これは、誰かが話をしているとき、ひとりひとりが頭の中で、これらを考えながら聞こう!という、いわば"話を聞く方法"を示したもの。「何でも方法があるんです。その方法を教えてあげれば、どんな子だって努力すればできるようになるんですよ」。たとえば国語では、感性や感覚ばかりが重視され、物語の読み方や日記の書き方などの方法は教わらないことが多い。だが、国語にも算数と同じように方法や原理・原則が存在するから、そこを教えれば、誰でも同じように学力を伸ばすことができるというのだ。
「残念ながら、小学校の国語教育で方法や原理・原則を教えている学校は少ない。でも、家庭で少しでも保護者が教えてあげることで、こどもは本当に伸びていきます」。具体的にいうと、たとえば、ひらがなの練習。「あ」の文字の中でうまく書けない部分だけを抜き出して、そこだけの練習をさせてみる。部分が上達すると、一気に字がきれいに書けるようになるなど、簡単な法則を保護者が理解して、サポートしてあげることはできそうだ。
国語は理論的思考の基礎を育む教科
「国語は『聞く・話す・読む・書く』ができるようになるだけでなく、理論的に物事を考える基礎にもなるんです。入学前から低学年の間は、とくに重点を置いてあげてください」。読書感想文の書き方ひとつをとっても「自分はどう思ったか?」「どうして?」「どんな場面で?」「だから自分はこう考えた」と、書く方法がわかると、それが様々な教科、大人になってからも応用が効く、論理的な思考に結びつくことが想像できる。会議での発言を聞くときも、要点はなんだろう、自分はどう考えるのかを考えながら聞くこと。逆に自分が発言するとき、レポートを仕上げるときも、論理的な文章が求められる場面は非常に多いはず。
「低学年の間に自然とこれができるようになると、本当にこどもたちは伸びていきます。本来は学校教育で行うべき部分なのですが、残念ながら、まだまだ国語教育は感性の授業が多いので、保護者がこどもをよく見てあげることも大切になってきますね」。自宅で国語の授業までは行えないかもしれない。でも、親が宿題の答えあわせをしてあげる。間違えた部分の練習を一緒にしてあげる。上手に書けない文字の練習を見てあげる。話を中断せずに、こどもの話を最後までよく聞いてあげる。日常生活の中には、いっぱいのできることが散らばっているはず。「才能とか能力ではなく、努力すればできるようにするには"用語・方法・原理・原則"を教えてあげることです。自宅では、その基盤となる努力できる能力、丁寧さや集中力を身につけることを重点的に行うことが大切です」。
白石先生のクラスでは、アサガオの観察日記ひとつをとっても、"日記を書く方法"が身につくような教材をつくられている。『今日の観察ポイントは?』『どんなふうに見えますか?』『どんな変化があった?』など、順を追って、短い文で書きだしていく。書きだした文をただ繋げるだけで、絵日記になるような仕掛けだ。「観察するポイントを絞る、順をおって観察していく思考の順番がわかっていきます。それができるだけでも、驚くほどいい日記ができ上がるんですよ」。
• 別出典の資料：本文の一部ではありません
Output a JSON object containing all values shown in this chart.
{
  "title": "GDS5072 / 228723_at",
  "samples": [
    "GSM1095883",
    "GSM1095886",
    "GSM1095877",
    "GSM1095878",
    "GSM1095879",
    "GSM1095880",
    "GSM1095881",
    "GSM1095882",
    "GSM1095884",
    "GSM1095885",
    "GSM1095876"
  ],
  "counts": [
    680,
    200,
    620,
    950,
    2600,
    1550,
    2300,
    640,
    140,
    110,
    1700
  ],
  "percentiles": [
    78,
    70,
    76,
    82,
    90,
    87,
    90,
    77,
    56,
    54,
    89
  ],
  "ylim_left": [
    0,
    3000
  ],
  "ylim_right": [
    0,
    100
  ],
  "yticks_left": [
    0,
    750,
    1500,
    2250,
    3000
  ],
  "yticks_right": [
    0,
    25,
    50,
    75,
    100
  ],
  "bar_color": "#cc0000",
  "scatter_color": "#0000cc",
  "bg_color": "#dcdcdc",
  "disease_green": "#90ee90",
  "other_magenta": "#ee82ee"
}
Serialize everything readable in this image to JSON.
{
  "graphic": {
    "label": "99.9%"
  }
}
アサガオの観察日記でも考えること、書いて伝えることを学ぶ。思考が整理できるしかけがいっぱい。

白石範孝

筑波大学附属小学校教諭、国語科担当。明星大学非常勤講師。使える授業ベーシック研究会会長。全国国語授業研究会理事。学校図書国語教科書編集委員。『秘伝 白石範考の国語教材研究ノート』(学事出版)『読解力がつく白石流「要点・要約・用紙」の授業』(学事出版)『学力を向上させる授業 他へ転移できる力としての学力』(東洋館出版社)『「話す力・聞く力」をのばす ことばあそび6巻』(学研)など著書多数。